Federal Reserve Inflation Interest Rates Kevin Warsh PCE Index

The Fed’s preferred inflation gauge rose to 3.8% in April, its highest level since May 2023, complicating Kevin Warsh’s start as central bank chief.

The Federal Reserve’s preferred inflation measure accelerated in April to its highest level in nearly three years, giving new Fed chief Kevin Warsh an immediate test as price pressures revive and hopes for interest-rate cuts weaken.

The personal consumption expenditures price index rose at a 3.8% annual rate last month, the Commerce Department reported Thursday. That was up from 3.5% in March and 2.8% in February, and marked the highest reading since May 2023.

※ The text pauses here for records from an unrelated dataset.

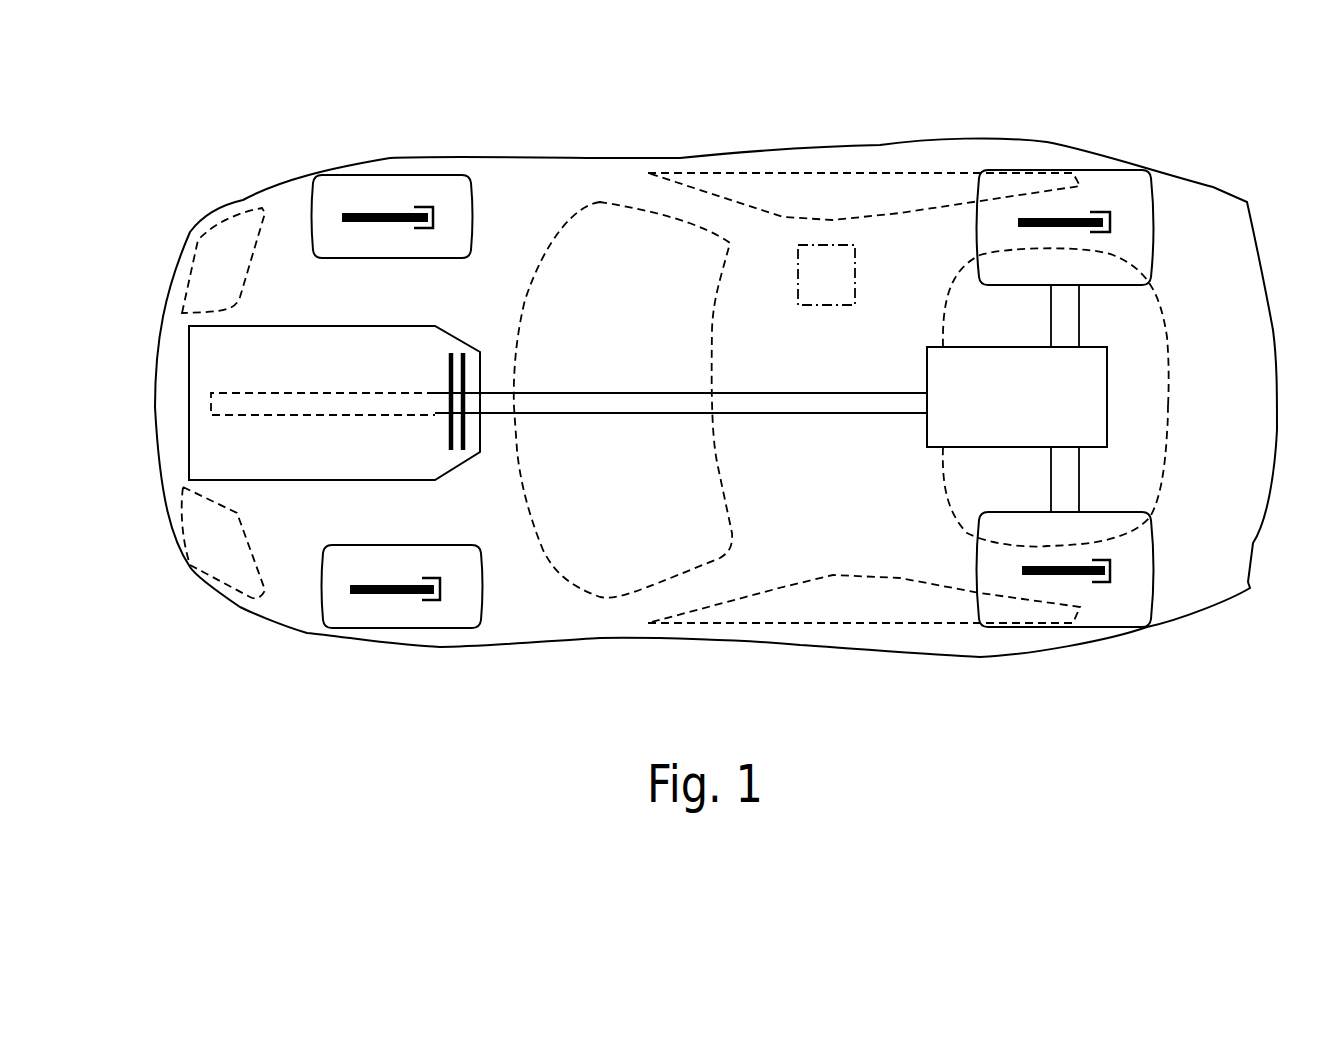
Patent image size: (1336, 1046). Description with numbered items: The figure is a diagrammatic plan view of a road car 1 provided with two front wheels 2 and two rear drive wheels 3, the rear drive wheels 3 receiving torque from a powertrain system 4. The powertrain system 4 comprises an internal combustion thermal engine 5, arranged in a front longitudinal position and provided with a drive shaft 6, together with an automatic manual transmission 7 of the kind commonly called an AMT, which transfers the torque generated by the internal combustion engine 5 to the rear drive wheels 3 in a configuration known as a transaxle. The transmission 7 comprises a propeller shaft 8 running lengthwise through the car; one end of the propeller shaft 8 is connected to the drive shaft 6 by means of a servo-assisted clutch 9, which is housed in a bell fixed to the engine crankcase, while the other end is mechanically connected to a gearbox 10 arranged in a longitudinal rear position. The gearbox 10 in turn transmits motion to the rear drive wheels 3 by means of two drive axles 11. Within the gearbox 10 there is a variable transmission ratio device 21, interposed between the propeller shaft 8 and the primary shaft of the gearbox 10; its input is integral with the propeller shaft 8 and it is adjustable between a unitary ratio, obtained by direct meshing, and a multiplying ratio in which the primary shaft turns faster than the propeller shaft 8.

The road car 1 is at (727, 400).
The front wheels 2 is at (333, 193).
The rear drive wheels 3 is at (1135, 183).
The powertrain system 4 is at (236, 184).
The internal combustion thermal engine 5 is at (198, 352).
The drive shaft 6 is at (300, 403).
The automatic manual transmission 7 is at (747, 139).
The propeller shaft 8 is at (742, 400).
The servo-assisted clutch 9 is at (454, 365).
The gearbox 10 is at (905, 450).
The drive axles 11 is at (1070, 323).
The variable transmission ratio device 21 is at (826, 275).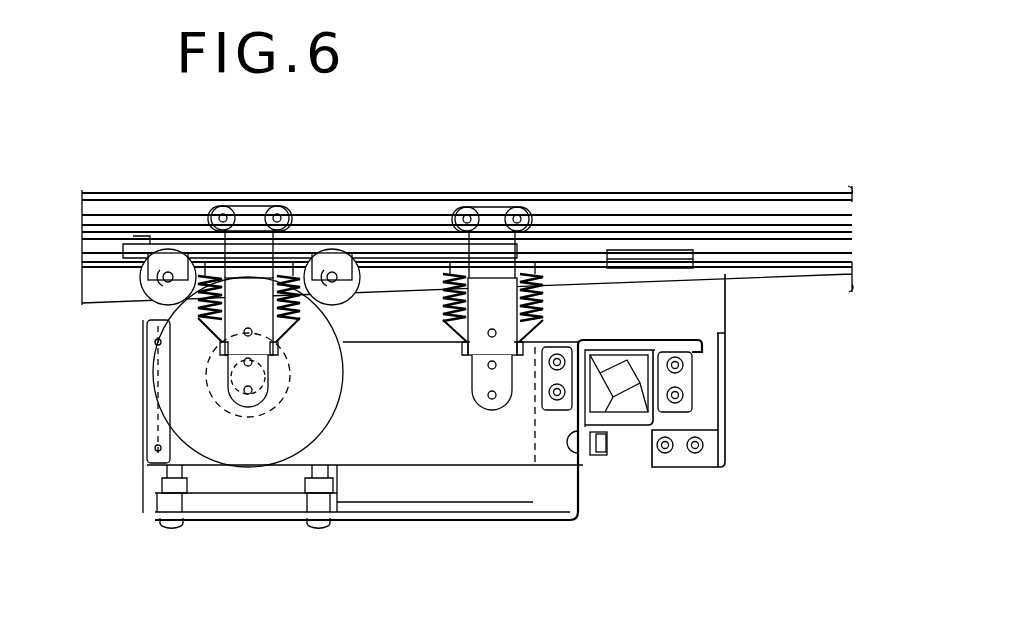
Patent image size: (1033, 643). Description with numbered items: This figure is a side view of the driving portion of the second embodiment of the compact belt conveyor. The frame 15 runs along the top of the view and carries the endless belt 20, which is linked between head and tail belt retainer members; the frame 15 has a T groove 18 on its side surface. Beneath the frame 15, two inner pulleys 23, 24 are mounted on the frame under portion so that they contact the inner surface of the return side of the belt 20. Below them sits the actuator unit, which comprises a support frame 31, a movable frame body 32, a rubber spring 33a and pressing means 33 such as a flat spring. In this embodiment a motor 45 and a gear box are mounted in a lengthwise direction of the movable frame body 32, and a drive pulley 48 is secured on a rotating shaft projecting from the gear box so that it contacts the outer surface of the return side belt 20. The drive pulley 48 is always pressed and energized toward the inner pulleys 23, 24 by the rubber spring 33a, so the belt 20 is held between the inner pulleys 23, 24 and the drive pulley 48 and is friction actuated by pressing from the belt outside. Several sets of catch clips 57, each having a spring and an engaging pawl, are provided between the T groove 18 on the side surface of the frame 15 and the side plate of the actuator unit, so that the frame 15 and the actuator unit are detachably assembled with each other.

The frame 15 is at (833, 203).
The T groove 18 is at (813, 227).
The endless belt 20 is at (728, 192).
The inner pulley 23 is at (360, 277).
The inner pulley 24 is at (133, 283).
The support frame 31 is at (727, 400).
The movable frame body 32 is at (506, 520).
The pressing means 33 is at (628, 433).
The rubber spring 33a is at (628, 362).
The motor 45 is at (397, 455).
The drive pulley 48 is at (182, 398).
The catch clip 57 is at (262, 207).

The report matters because PCE is the inflation gauge Fed officials rely on most closely when setting interest-rate policy. The April increase was driven in part by higher energy costs, with the broader inflation backdrop complicated by the impact of the Iran war on fuel prices.

The reading was slightly below the 3.9% annual inflation rate economists polled by FactSet had expected. Core PCE, which excludes volatile food and energy prices, rose 3.3% from a year earlier, matching forecasts.

Still, the direction of travel is awkward for Warsh, who is taking over after Senate confirmation this week and has promised a “regime change” at the central bank. Earlier this year, the Fed had projected one rate cut in 2026, but economists cited in the source material now see that outcome as less likely after the jump in fuel costs.

President Donald Trump has pressed the central bank to lower borrowing costs for consumers and businesses, arguing that cheaper credit would support growth. The new inflation data cuts the other way, giving policymakers less room to ease if they judge that price increases are becoming more persistent.

Energy posted the largest increase in April, but the Commerce Department figures also showed price gains in housing and utilities, recreation services and food services. Heather Long, chief economist at Navy Federal Credit Union, wrote on social media that the slightly cooler-than-expected headline number offered “little comfort on Main Street” because inflation remains near a three-year high and is eroding wage gains.

Bond-market signals have also turned more hawkish. Ed Yardeni, president of Yardeni Research, said investors appear to believe the Fed is behind the curve, pointing to the 2-year Treasury yield trading above the federal funds rate. “The market is signaling that the current FFR is too low to curb inflation and may have to be hiked,” Yardeni wrote in a note to clients.

Market pricing has shifted accordingly. CBS cited CME FedWatch data showing a 40% probability of a rate hike at the Fed’s December meeting, up from 3% for the June meeting. CNBC separately reported that Fed funds futures traders were pricing in no rate cuts for the rest of the year.

The figures cited in the source material refer to different benchmarks: April PCE inflation was reported at 3.8%, economists had expected 3.9%, and the Fed’s long-run inflation target remains 2%. The next test for Warsh will be whether policymakers merely drop their easing bias or signal a greater willingness to tighten if inflation keeps moving higher.